ÎLE D'OGOJ : Stupa et Bouddhisme

La côte sud d'Olkhon

 

C'est en navigant dans "la petite mer" que débute notre périple. Une étendue d'eau qui est située entre l'île d'Olkhon et le continent, si les habitants l'appellent ainsi c'est en comparaison avec l'immensité du lac Baïkal et ses plus de 600 km de long. Ici, les berges sont toujours en vue, seulement une dizaine de kilomètres séparent les côtes de l'île de celles du bord du lac, alors comme "petite mer", c'est en fait la partie du Baïkal qui ressemble le plus à un lac !

En longeant la côte sud d'Olkhon, je ne quitte pas des yeux les falaises qui défilent devant nous. Attiré sans doute par l'éclat des lichens orangés qui tapissent les rochers, une jolie teinte qui complète à merveille le décor : eaux bleues sous le soleil, landes et montagnes en arrière plan. Aucune d'habitation n'est visible dans cette partie de l'île qui est la plus grande du lac. Elle s'étend sur 70 km et ne compte qu'environ 1500 habitants, essentiellement des pêcheurs.

 

 

L'île d'Ogoj et son stupa

Loin devant le bateau apparaît maintenant une petite île, à son sommet on distingue une construction blanche ... une balise ou un phare ?
Pas du tout, il s'agit d'un édifice sacré. A l'origine cette
île d'Ogoj avait été choisie pas les chamans locaux, son point culminant représentait un endroit idéal pour communiquer avec l'au-delà ... Un lieu entre Chamanisme et Bouddhisme avec l'édification, ici d'un stupa. En approchant du site, un sentier sinueux à travers l'île se dessine progressivement, comme une invitation à approfondir la découverte.
Le temps d'accoster et nous voilà en train d'arpenter le chemin. Son parcours est jalonné de drapeaux colorés, les traditionnels
drapeaux de prière. Sur les pierres sont laissées par les visiteurs des offrandes : billets, pièces, cigarettes, briquets .... il y même une canette métallique, bon là il ne doit pas s'agir d'une offrande !
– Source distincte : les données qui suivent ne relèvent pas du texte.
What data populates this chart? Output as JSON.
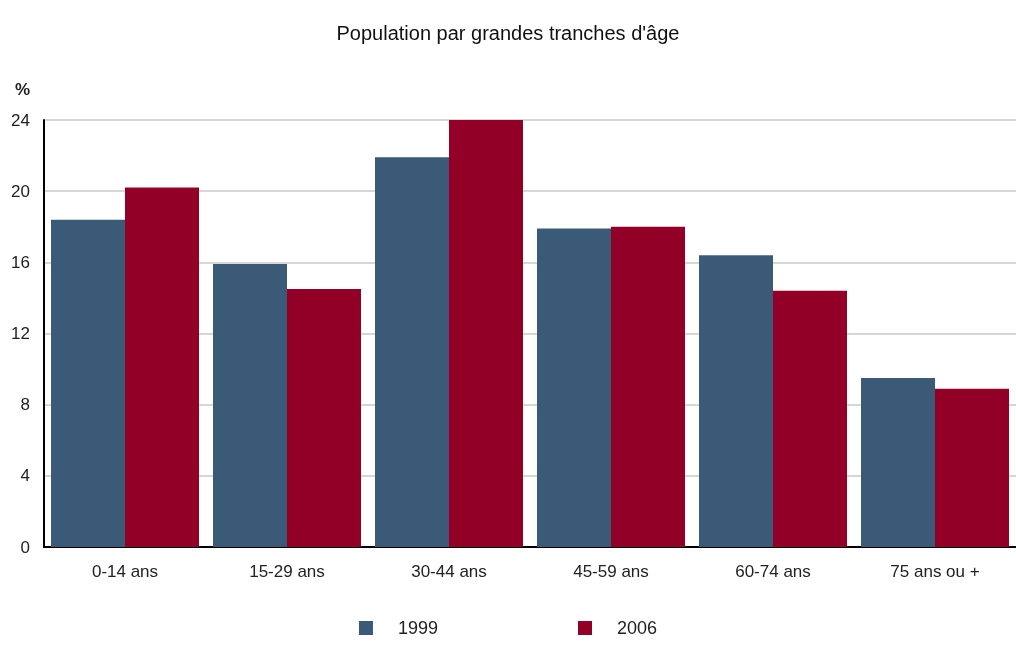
{
  "chart_data": {
    "type": "bar",
    "title": "Population par grandes tranches d'âge",
    "ylabel": "%",
    "categories": [
      "0-14 ans",
      "15-29 ans",
      "30-44 ans",
      "45-59 ans",
      "60-74 ans",
      "75 ans ou +"
    ],
    "series": [
      {
        "name": "1999",
        "color": "#3b5a78",
        "values": [
          18.4,
          15.9,
          21.9,
          17.9,
          16.4,
          9.5
        ]
      },
      {
        "name": "2006",
        "color": "#920027",
        "values": [
          20.2,
          14.5,
          24.0,
          18.0,
          14.4,
          8.9
        ]
      }
    ],
    "ylim": [
      0,
      24
    ],
    "yticks": [
      0,
      4,
      8,
      12,
      16,
      20,
      24
    ],
    "grid": "y",
    "legend": "bottom"
  }
}
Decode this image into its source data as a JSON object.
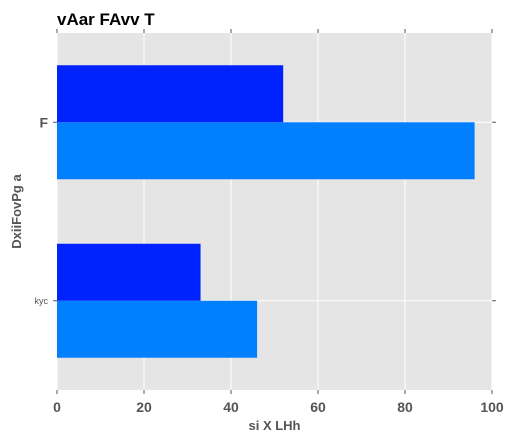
{
  "chart_data": {
    "type": "bar",
    "orientation": "horizontal",
    "title": "vAar FAvv T",
    "xlabel": "si  X LHh",
    "ylabel": "DxiiFovPg a",
    "categories": [
      "F",
      "kyc"
    ],
    "series": [
      {
        "values": [
          96,
          46
        ],
        "color": "#007fff"
      },
      {
        "values": [
          52,
          33
        ],
        "color": "#0022ff"
      }
    ],
    "xlim": [
      0,
      100
    ],
    "xticks": [
      "0",
      "20",
      "40",
      "60",
      "80",
      "100"
    ],
    "grid": true,
    "background": "#e5e5e5",
    "legend": "none"
  }
}
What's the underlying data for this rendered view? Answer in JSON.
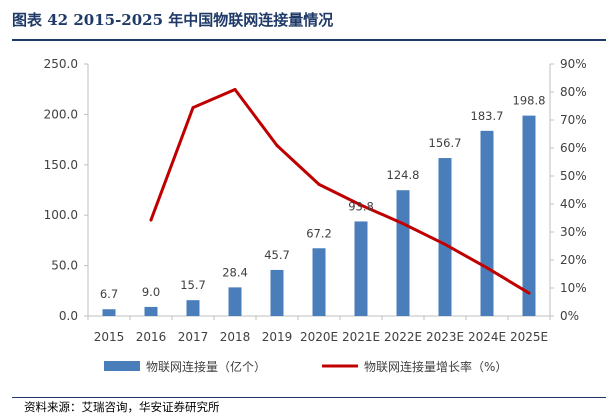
{
  "figure": {
    "title": "图表 42   2015-2025 年中国物联网连接量情况",
    "source": "资料来源：艾瑞咨询，华安证券研究所"
  },
  "colors": {
    "bar": "#4a7ebb",
    "line": "#c00000",
    "heading": "#1f3a68"
  },
  "chart_data": {
    "type": "bar",
    "categories": [
      "2015",
      "2016",
      "2017",
      "2018",
      "2019",
      "2020E",
      "2021E",
      "2022E",
      "2023E",
      "2024E",
      "2025E"
    ],
    "series": [
      {
        "name": "物联网连接量（亿个）",
        "type": "bar",
        "axis": "left",
        "values": [
          6.7,
          9.0,
          15.7,
          28.4,
          45.7,
          67.2,
          93.8,
          124.8,
          156.7,
          183.7,
          198.8
        ],
        "labels": [
          "6.7",
          "9.0",
          "15.7",
          "28.4",
          "45.7",
          "67.2",
          "93.8",
          "124.8",
          "156.7",
          "183.7",
          "198.8"
        ]
      },
      {
        "name": "物联网连接量增长率（%）",
        "type": "line",
        "axis": "right",
        "values": [
          null,
          34.3,
          74.4,
          80.9,
          60.9,
          47.0,
          39.6,
          33.0,
          25.6,
          17.2,
          8.2
        ]
      }
    ],
    "y_left": {
      "min": 0,
      "max": 250,
      "step": 50,
      "ticks": [
        "0.0",
        "50.0",
        "100.0",
        "150.0",
        "200.0",
        "250.0"
      ]
    },
    "y_right": {
      "min": 0,
      "max": 90,
      "step": 10,
      "ticks": [
        "0%",
        "10%",
        "20%",
        "30%",
        "40%",
        "50%",
        "60%",
        "70%",
        "80%",
        "90%"
      ]
    },
    "legend": {
      "position": "bottom"
    }
  }
}
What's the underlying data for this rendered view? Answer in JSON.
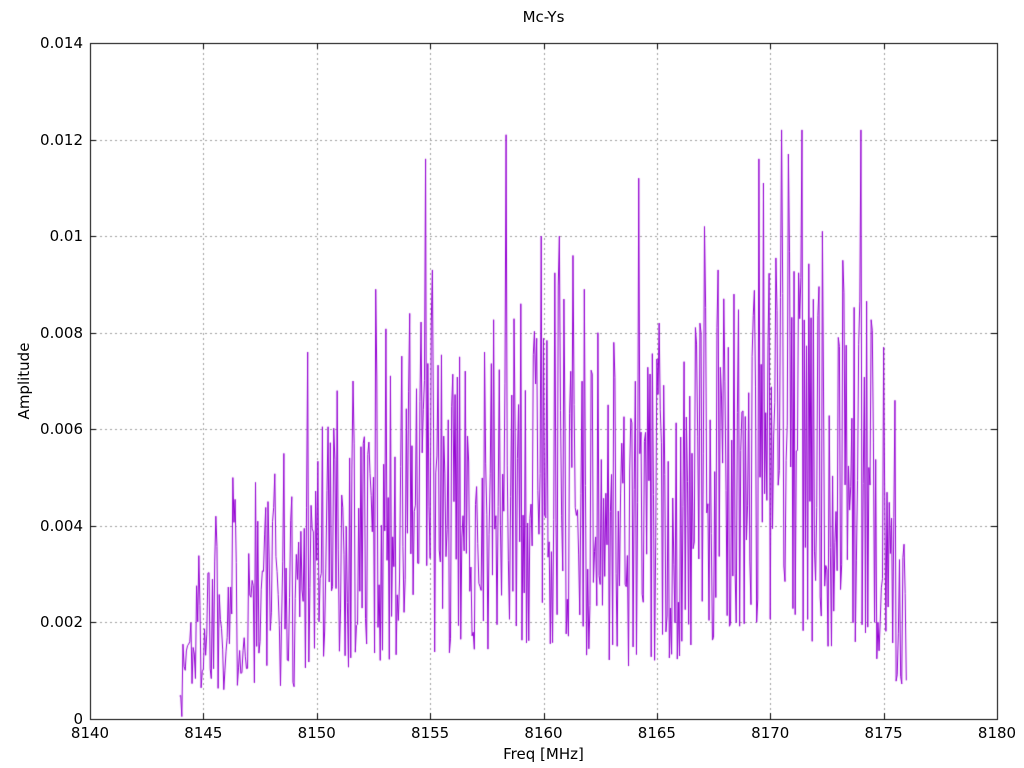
{
  "chart": {
    "title": "Mc-Ys",
    "xlabel": "Freq [MHz]",
    "ylabel": "Amplitude"
  },
  "chart_data": {
    "type": "line",
    "title": "Mc-Ys",
    "xlabel": "Freq [MHz]",
    "ylabel": "Amplitude",
    "xlim": [
      8140,
      8180
    ],
    "ylim": [
      0,
      0.014
    ],
    "xticks": {
      "values": [
        8140,
        8145,
        8150,
        8155,
        8160,
        8165,
        8170,
        8175,
        8180
      ],
      "labels": [
        "8140",
        "8145",
        "8150",
        "8155",
        "8160",
        "8165",
        "8170",
        "8175",
        "8180"
      ]
    },
    "yticks": {
      "values": [
        0,
        0.002,
        0.004,
        0.006,
        0.008,
        0.01,
        0.012,
        0.014
      ],
      "labels": [
        "0",
        "0.002",
        "0.004",
        "0.006",
        "0.008",
        "0.01",
        "0.012",
        "0.014"
      ]
    },
    "grid": {
      "visible": true,
      "style": "dashed",
      "color": "#a0a0a0"
    },
    "legend": "none",
    "line_color": "#9400d3",
    "axis_color": "#000000",
    "background_color": "#ffffff",
    "tick_style": "inward-mirrored",
    "data_range_mhz": [
      8143.95,
      8176.0
    ],
    "noise": {
      "seed": 1337,
      "step_mhz": 0.05,
      "exponent": 1.2
    },
    "envelope": {
      "x": [
        8144,
        8145,
        8146,
        8147,
        8148,
        8149,
        8150,
        8151,
        8152,
        8153,
        8154,
        8155,
        8156,
        8157,
        8158,
        8159,
        8160,
        8161,
        8162,
        8163,
        8164,
        8165,
        8166,
        8167,
        8168,
        8169,
        8170,
        8171,
        8172,
        8173,
        8174,
        8175,
        8176
      ],
      "max": [
        0.0023,
        0.004,
        0.0048,
        0.0047,
        0.0053,
        0.005,
        0.007,
        0.0066,
        0.0068,
        0.0082,
        0.0078,
        0.0088,
        0.0072,
        0.0075,
        0.0085,
        0.0082,
        0.0094,
        0.0093,
        0.0077,
        0.0075,
        0.0073,
        0.0078,
        0.0072,
        0.0088,
        0.0087,
        0.0094,
        0.0102,
        0.01,
        0.0096,
        0.0091,
        0.0094,
        0.0074,
        0.004
      ],
      "min": [
        0.0002,
        0.0005,
        0.0006,
        0.0006,
        0.0007,
        0.0006,
        0.0008,
        0.001,
        0.001,
        0.0012,
        0.001,
        0.0012,
        0.0012,
        0.0014,
        0.0012,
        0.0014,
        0.0015,
        0.0015,
        0.0012,
        0.0012,
        0.001,
        0.0012,
        0.0012,
        0.0015,
        0.0015,
        0.0015,
        0.0018,
        0.0018,
        0.0015,
        0.0015,
        0.0015,
        0.001,
        0.0006
      ]
    },
    "peaks": [
      [
        8144.05,
        5e-05
      ],
      [
        8145.55,
        0.0042
      ],
      [
        8146.3,
        0.005
      ],
      [
        8147.3,
        0.0049
      ],
      [
        8148.55,
        0.0055
      ],
      [
        8149.6,
        0.0076
      ],
      [
        8150.9,
        0.0068
      ],
      [
        8151.6,
        0.007
      ],
      [
        8152.6,
        0.0089
      ],
      [
        8154.1,
        0.0084
      ],
      [
        8154.8,
        0.0116
      ],
      [
        8155.1,
        0.0093
      ],
      [
        8156.3,
        0.0075
      ],
      [
        8157.4,
        0.0076
      ],
      [
        8158.35,
        0.0121
      ],
      [
        8159.0,
        0.0086
      ],
      [
        8159.9,
        0.01
      ],
      [
        8160.7,
        0.01
      ],
      [
        8161.3,
        0.0096
      ],
      [
        8161.8,
        0.0089
      ],
      [
        8162.4,
        0.008
      ],
      [
        8163.1,
        0.0078
      ],
      [
        8164.2,
        0.0112
      ],
      [
        8165.1,
        0.0082
      ],
      [
        8166.2,
        0.0074
      ],
      [
        8167.1,
        0.0102
      ],
      [
        8167.7,
        0.0093
      ],
      [
        8168.4,
        0.0088
      ],
      [
        8169.5,
        0.0116
      ],
      [
        8169.7,
        0.0111
      ],
      [
        8170.5,
        0.0122
      ],
      [
        8170.8,
        0.0117
      ],
      [
        8171.4,
        0.0122
      ],
      [
        8172.3,
        0.0101
      ],
      [
        8173.2,
        0.0095
      ],
      [
        8174.0,
        0.0122
      ],
      [
        8175.0,
        0.0077
      ],
      [
        8175.5,
        0.0066
      ],
      [
        8175.95,
        0.0026
      ],
      [
        8176.0,
        0.0008
      ]
    ]
  }
}
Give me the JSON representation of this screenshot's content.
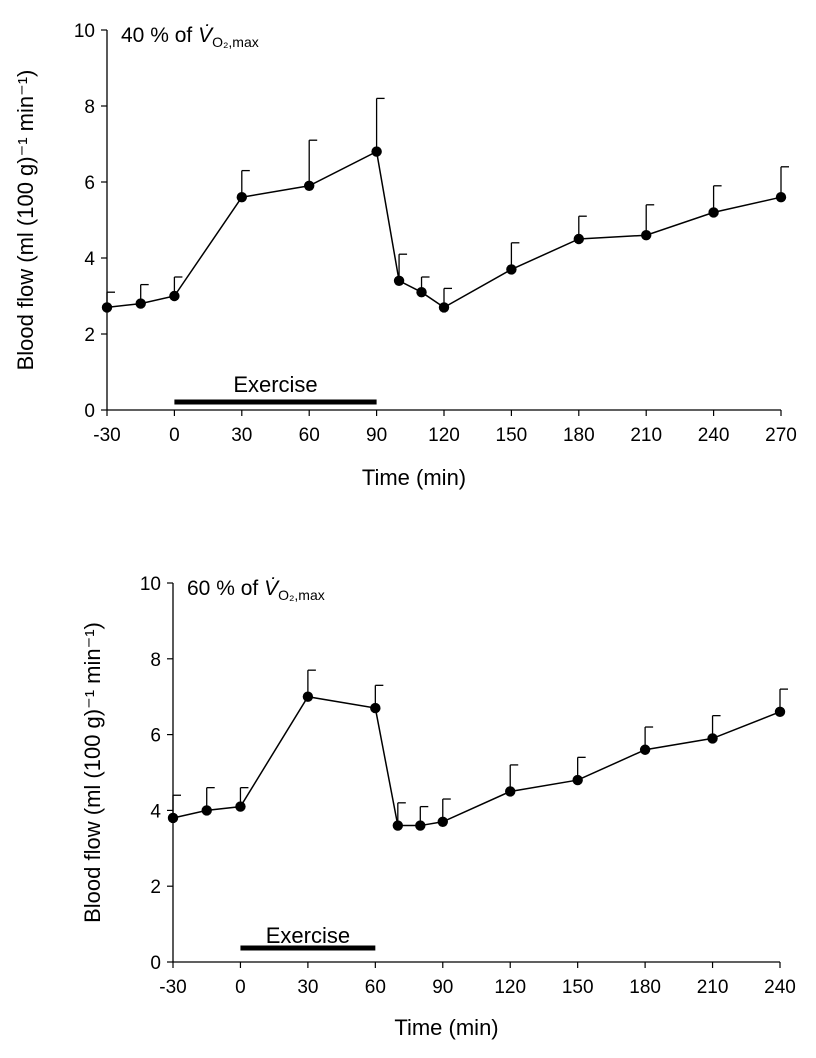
{
  "chart_data": [
    {
      "type": "line",
      "title": "",
      "panel_label": {
        "prefix": "40 % of ",
        "var": "V",
        "subscript": "O₂,max"
      },
      "xlabel": "Time (min)",
      "ylabel": "Blood flow (ml (100 g)⁻¹ min⁻¹)",
      "xlim": [
        -30,
        270
      ],
      "ylim": [
        0,
        10
      ],
      "x_ticks": [
        -30,
        0,
        30,
        60,
        90,
        120,
        150,
        180,
        210,
        240,
        270
      ],
      "y_ticks": [
        0,
        2,
        4,
        6,
        8,
        10
      ],
      "grid": false,
      "series": [
        {
          "x": [
            -30,
            -15,
            0,
            30,
            60,
            90,
            100,
            110,
            120,
            150,
            180,
            210,
            240,
            270
          ],
          "y": [
            2.7,
            2.8,
            3.0,
            5.6,
            5.9,
            6.8,
            3.4,
            3.1,
            2.7,
            3.7,
            4.5,
            4.6,
            5.2,
            5.6
          ],
          "error_upper": [
            3.1,
            3.3,
            3.5,
            6.3,
            7.1,
            8.2,
            4.1,
            3.5,
            3.2,
            4.4,
            5.1,
            5.4,
            5.9,
            6.4
          ]
        }
      ],
      "exercise_bar": {
        "label": "Exercise",
        "start": 0,
        "end": 90
      }
    },
    {
      "type": "line",
      "title": "",
      "panel_label": {
        "prefix": "60 % of ",
        "var": "V",
        "subscript": "O₂,max"
      },
      "xlabel": "Time (min)",
      "ylabel": "Blood flow (ml (100 g)⁻¹ min⁻¹)",
      "xlim": [
        -30,
        240
      ],
      "ylim": [
        0,
        10
      ],
      "x_ticks": [
        -30,
        0,
        30,
        60,
        90,
        120,
        150,
        180,
        210,
        240
      ],
      "y_ticks": [
        0,
        2,
        4,
        6,
        8,
        10
      ],
      "grid": false,
      "series": [
        {
          "x": [
            -30,
            -15,
            0,
            30,
            60,
            70,
            80,
            90,
            120,
            150,
            180,
            210,
            240
          ],
          "y": [
            3.8,
            4.0,
            4.1,
            7.0,
            6.7,
            3.6,
            3.6,
            3.7,
            4.5,
            4.8,
            5.6,
            5.9,
            6.6
          ],
          "error_upper": [
            4.4,
            4.6,
            4.6,
            7.7,
            7.3,
            4.2,
            4.1,
            4.3,
            5.2,
            5.4,
            6.2,
            6.5,
            7.2
          ]
        }
      ],
      "exercise_bar": {
        "label": "Exercise",
        "start": 0,
        "end": 60
      }
    }
  ]
}
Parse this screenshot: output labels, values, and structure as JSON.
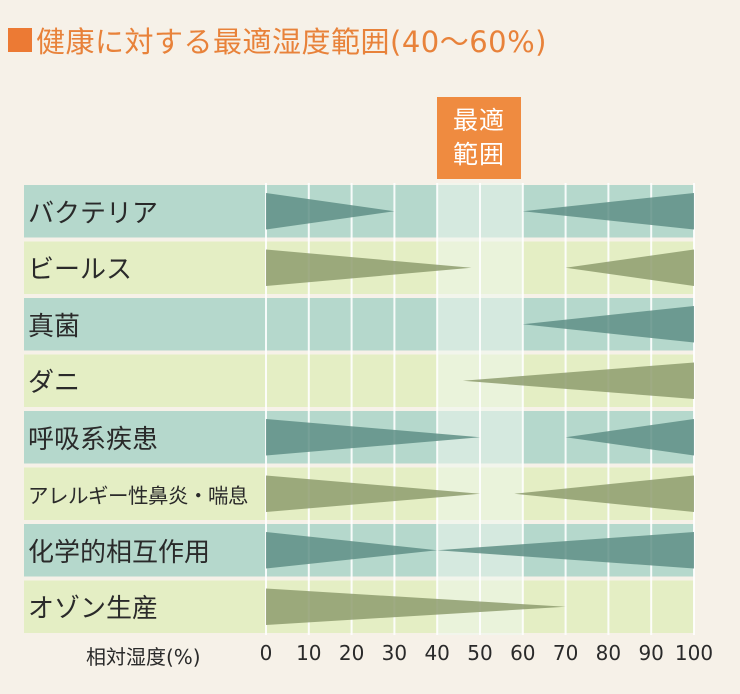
{
  "title": "健康に対する最適湿度範囲(40〜60%)",
  "optimal_label_line1": "最適",
  "optimal_label_line2": "範囲",
  "colors": {
    "accent": "#ef8b40",
    "row_teal": "#b5d8cc",
    "row_yellow": "#e4eec4",
    "wedge_teal_row": "#5f8f86",
    "wedge_yellow_row": "#8e9c6e",
    "optimal_band": "#eef7ee"
  },
  "chart_data": {
    "type": "bar",
    "title": "健康に対する最適湿度範囲(40〜60%)",
    "xlabel": "相対湿度(%)",
    "xlim": [
      0,
      100
    ],
    "xticks": [
      "0",
      "10",
      "20",
      "30",
      "40",
      "50",
      "60",
      "70",
      "80",
      "90",
      "100"
    ],
    "optimal_range": [
      40,
      60
    ],
    "categories": [
      {
        "name": "バクテリア",
        "low": [
          0,
          30
        ],
        "high": [
          60,
          100
        ]
      },
      {
        "name": "ビールス",
        "low": [
          0,
          48
        ],
        "high": [
          70,
          100
        ]
      },
      {
        "name": "真菌",
        "low": null,
        "high": [
          60,
          100
        ]
      },
      {
        "name": "ダニ",
        "low": null,
        "high": [
          46,
          100
        ]
      },
      {
        "name": "呼吸系疾患",
        "low": [
          0,
          50
        ],
        "high": [
          70,
          100
        ]
      },
      {
        "name": "アレルギー性鼻炎・喘息",
        "low": [
          0,
          50
        ],
        "high": [
          58,
          100
        ]
      },
      {
        "name": "化学的相互作用",
        "low": [
          0,
          40
        ],
        "high": [
          40,
          100
        ]
      },
      {
        "name": "オゾン生産",
        "low": [
          0,
          70
        ],
        "high": null
      }
    ]
  }
}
Cette minuscule île n'est pas habitée mais nous croisons quelques visiteurs bouriates venues ici vénérer les esprits. Quelques mots incompréhensibles nous obligent à communiquer par gestes et sourires. Ils tiennent à nous expliquer quelques règles de visite du lieu : ne surtout pas emprunter ce chemin pour monter vers le stupa, il y a un sens à respecter en prenant la trace à gauche, ce chemin étant réservé à la descente. Et puis ne pas oublier de faire trois fois le tour de chaque lieu où sont placés offrandes et drapeaux.
Un rituel que nous nous efforcerons de respecter ... c'est paraît-il le meilleur moyen d'être protégé par les esprits !

 

Drapeaux de prièreLe StupaOffrandes

 

Retour au bateau

 

Sur l'île seuls quelques arbres isolés dominent une maigre végétation composée d'herbes sèchent mais aussi de thym sauvage qui embaume l'atmosphère.
De belles notes de couleurs ajoutent des nuances au tableau, ça et là poussent de jolies fleurs orangées ... rappelant la teinte des lichens sur les rochers.